Seu último lançamento nos lembra, tanto em termos de arte quanto de conceito, o anterior: The Direction of the Last Things. Um desenho fractalóide desfocado já nos dá uma pista do que nos espera. Fluid Existential Inversions começa com uma pequena introdução instrumental para encontrar a primeira música: Cubensis. Em menos de 5 minutos já se sabe que as texturas e variabilidade dos sons serão brutais. Eles vão de sons peculiares de baixo e bateria a incríveis batidas de guitarra. A atmosfera está em outro nível.

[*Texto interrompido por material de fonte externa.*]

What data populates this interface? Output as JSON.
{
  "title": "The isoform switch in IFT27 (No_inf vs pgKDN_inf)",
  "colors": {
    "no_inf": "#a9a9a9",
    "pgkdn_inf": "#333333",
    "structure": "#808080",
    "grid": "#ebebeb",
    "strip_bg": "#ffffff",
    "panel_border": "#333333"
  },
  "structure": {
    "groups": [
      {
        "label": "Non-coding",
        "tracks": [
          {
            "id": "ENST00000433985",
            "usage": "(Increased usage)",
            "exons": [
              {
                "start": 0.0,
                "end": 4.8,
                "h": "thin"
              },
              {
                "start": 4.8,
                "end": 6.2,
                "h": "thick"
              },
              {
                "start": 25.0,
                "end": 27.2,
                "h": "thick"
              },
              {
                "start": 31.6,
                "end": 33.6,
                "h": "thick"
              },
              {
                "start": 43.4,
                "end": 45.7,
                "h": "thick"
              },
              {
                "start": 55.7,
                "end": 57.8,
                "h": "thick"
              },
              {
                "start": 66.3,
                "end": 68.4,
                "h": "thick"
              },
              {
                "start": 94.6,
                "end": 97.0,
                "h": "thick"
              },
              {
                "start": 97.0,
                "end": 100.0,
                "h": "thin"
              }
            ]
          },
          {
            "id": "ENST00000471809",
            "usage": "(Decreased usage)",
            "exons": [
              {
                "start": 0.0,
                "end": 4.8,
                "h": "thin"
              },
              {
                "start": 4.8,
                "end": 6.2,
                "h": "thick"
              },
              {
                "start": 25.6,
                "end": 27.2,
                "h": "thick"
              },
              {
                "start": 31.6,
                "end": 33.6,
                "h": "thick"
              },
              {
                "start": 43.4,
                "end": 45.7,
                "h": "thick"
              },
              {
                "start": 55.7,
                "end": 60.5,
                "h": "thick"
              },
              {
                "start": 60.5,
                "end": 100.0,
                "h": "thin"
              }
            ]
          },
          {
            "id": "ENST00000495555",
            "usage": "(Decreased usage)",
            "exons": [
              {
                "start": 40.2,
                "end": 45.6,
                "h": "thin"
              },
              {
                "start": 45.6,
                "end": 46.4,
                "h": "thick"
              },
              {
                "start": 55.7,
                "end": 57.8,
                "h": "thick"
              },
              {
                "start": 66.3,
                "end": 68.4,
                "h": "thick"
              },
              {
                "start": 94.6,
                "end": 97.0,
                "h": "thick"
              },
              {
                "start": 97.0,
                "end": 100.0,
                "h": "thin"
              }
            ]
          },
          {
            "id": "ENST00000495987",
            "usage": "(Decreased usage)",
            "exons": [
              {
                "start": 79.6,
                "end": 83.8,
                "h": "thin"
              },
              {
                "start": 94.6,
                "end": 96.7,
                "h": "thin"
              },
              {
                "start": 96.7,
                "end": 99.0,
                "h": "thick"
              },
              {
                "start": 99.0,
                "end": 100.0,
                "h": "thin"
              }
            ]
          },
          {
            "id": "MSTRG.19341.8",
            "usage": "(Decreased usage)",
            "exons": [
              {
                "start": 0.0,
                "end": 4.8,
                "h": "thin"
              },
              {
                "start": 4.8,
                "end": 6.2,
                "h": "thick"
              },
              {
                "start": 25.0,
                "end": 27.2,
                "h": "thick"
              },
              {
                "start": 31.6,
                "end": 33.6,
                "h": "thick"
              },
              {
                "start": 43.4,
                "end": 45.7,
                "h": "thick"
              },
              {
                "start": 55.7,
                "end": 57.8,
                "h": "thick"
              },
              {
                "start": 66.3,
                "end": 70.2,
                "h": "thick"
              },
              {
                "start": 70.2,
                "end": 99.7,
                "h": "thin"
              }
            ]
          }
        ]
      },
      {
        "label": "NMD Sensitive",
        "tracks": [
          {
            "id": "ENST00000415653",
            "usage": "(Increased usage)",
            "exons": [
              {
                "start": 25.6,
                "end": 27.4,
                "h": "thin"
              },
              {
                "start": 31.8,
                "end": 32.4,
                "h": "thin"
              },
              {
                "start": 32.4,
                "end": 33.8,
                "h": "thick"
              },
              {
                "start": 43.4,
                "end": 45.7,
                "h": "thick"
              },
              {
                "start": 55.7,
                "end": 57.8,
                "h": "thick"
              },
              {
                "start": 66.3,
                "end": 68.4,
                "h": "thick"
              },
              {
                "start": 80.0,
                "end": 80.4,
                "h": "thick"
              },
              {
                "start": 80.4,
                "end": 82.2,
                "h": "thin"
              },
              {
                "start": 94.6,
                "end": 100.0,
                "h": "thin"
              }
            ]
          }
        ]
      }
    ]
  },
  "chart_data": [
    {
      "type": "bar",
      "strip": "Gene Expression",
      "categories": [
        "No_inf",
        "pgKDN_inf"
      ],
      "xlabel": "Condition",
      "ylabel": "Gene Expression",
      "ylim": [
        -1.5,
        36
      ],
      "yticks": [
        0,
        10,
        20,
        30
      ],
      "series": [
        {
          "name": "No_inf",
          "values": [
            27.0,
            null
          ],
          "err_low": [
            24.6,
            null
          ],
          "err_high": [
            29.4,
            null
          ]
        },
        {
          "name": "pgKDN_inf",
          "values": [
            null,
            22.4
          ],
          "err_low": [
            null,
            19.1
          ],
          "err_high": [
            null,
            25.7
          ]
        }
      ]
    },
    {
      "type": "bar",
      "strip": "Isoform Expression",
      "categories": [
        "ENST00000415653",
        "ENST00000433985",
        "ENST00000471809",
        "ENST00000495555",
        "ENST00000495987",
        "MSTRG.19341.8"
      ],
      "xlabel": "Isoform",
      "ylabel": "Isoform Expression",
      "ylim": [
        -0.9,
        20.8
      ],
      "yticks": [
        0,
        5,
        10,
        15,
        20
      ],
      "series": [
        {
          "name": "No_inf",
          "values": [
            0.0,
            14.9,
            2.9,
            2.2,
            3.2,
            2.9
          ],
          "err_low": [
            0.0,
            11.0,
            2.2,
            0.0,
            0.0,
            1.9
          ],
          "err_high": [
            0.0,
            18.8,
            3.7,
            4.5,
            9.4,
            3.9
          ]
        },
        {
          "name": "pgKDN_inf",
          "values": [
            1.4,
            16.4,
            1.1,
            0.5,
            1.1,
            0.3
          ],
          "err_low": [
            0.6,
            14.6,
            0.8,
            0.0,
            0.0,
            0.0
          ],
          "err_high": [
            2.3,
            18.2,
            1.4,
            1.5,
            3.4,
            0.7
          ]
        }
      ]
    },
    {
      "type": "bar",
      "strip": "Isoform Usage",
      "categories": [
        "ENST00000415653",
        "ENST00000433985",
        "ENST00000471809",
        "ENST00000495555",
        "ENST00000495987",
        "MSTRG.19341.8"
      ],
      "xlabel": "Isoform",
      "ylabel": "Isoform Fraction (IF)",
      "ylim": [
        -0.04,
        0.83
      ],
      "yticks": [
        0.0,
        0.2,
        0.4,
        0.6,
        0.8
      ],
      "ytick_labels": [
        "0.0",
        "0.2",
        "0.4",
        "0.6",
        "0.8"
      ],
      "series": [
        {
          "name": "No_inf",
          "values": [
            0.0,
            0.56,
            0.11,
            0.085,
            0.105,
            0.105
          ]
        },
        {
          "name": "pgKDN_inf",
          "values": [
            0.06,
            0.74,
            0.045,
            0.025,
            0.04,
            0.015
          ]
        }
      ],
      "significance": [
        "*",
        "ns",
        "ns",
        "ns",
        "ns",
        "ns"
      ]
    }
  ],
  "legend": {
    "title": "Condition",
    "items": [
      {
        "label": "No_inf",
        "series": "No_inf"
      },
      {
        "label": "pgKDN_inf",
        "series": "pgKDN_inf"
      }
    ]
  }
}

A emocionante abertura nos leva a um lado mais pesado do Intronaut com The Cull. Se você tem dúvidas se isso é progressivo ou não, elas já deveriam ter sido dissipadas com essas duas músicas incríveis. Dinamismo total, sons pesados que nos levam à luz. A letra nos conta como a aventura nos leva da sobriedade à desarticulação dos sentidos para encontrar sentido na realidade. O início do Contrapasso começa a nos levar mais para o lado stoner metal da banda, não mudando tanto os ritmos para provocar estados transitórios. Contrapasso é uma glória moderna do que pode ser alcançado em prog/stoner-metal.
Falar de Orbs nos dá pistas profundas sobre o conceito do álbum com um fatalismo de fé. Não há muito o que pedir uma explicação desta realidade, há uma “austeridade” que dói quando se quer saber mais. Pesado, escuro, deixa-nos a nuance do Tripolar. Com uma abertura pura no estilo Opeth dos anos 90, essa música te dá arrepios como só uma boa balada de metal pode. Sem sair da linha muito pesada com passos leves, Cheque seu Infortúnio chega. Uma letra otimista que nos lembra que diante de tanta confusão é melhor ver o que está lá e não o que poderia estar. Grandes episódios instrumentais envolvem essa ideia que viaja em nossos ouvidos de um lugar para outro.
O otimismo logo se dissipa no crepúsculo do álbum com Pangloss, lembrando o personagem do pensador francês Voltaire. Por que no "melhor de todos os mundos possíveis" eu nasci para morrer? Pergunta forte acompanhada de riffs pesados. A tensão aumenta, Intronaut deixa claro para nós do que eles são capazes em seu lado mais pós-metal. O fechamento desta jornada pelos confins da realidade vem nos dizer que não há escapatória, o sonho que chamamos de vida está com os dias contados, suas dores e alegrias estão aí para os sortudos que vivem; não há outro. Uma ótima maneira de fechar o álbum com mudanças intrépidas de ritmo e melodias que se transformam com os sentimentos do cantor. O baixo e a bateria, como ao longo desta viagem, merecem destaque; grandes bússolas que guiam seus companheiros guitarristas de maneira magistral. A fusão destes também é surpreendente, cadeira de música e produção. Fechar nos relaxa, nos dá a sensação das cortinas do teatro musical se despedindo e obrigado pela atenção.
Intronaut continua, após 5 longos anos, demonstrando sua maturidade sonora e lírica. Pode-se dizer sem dúvida que são vanguarda em seu gênero; Você pode aprender muito com eles, aproveitar o que o metal progressivo é capaz. Sem dúvida, um dos melhores que sairão neste 2020 no campo progressivo. Espero que em breve você possa visitar as terras latinas para experimentá-las ao vivo.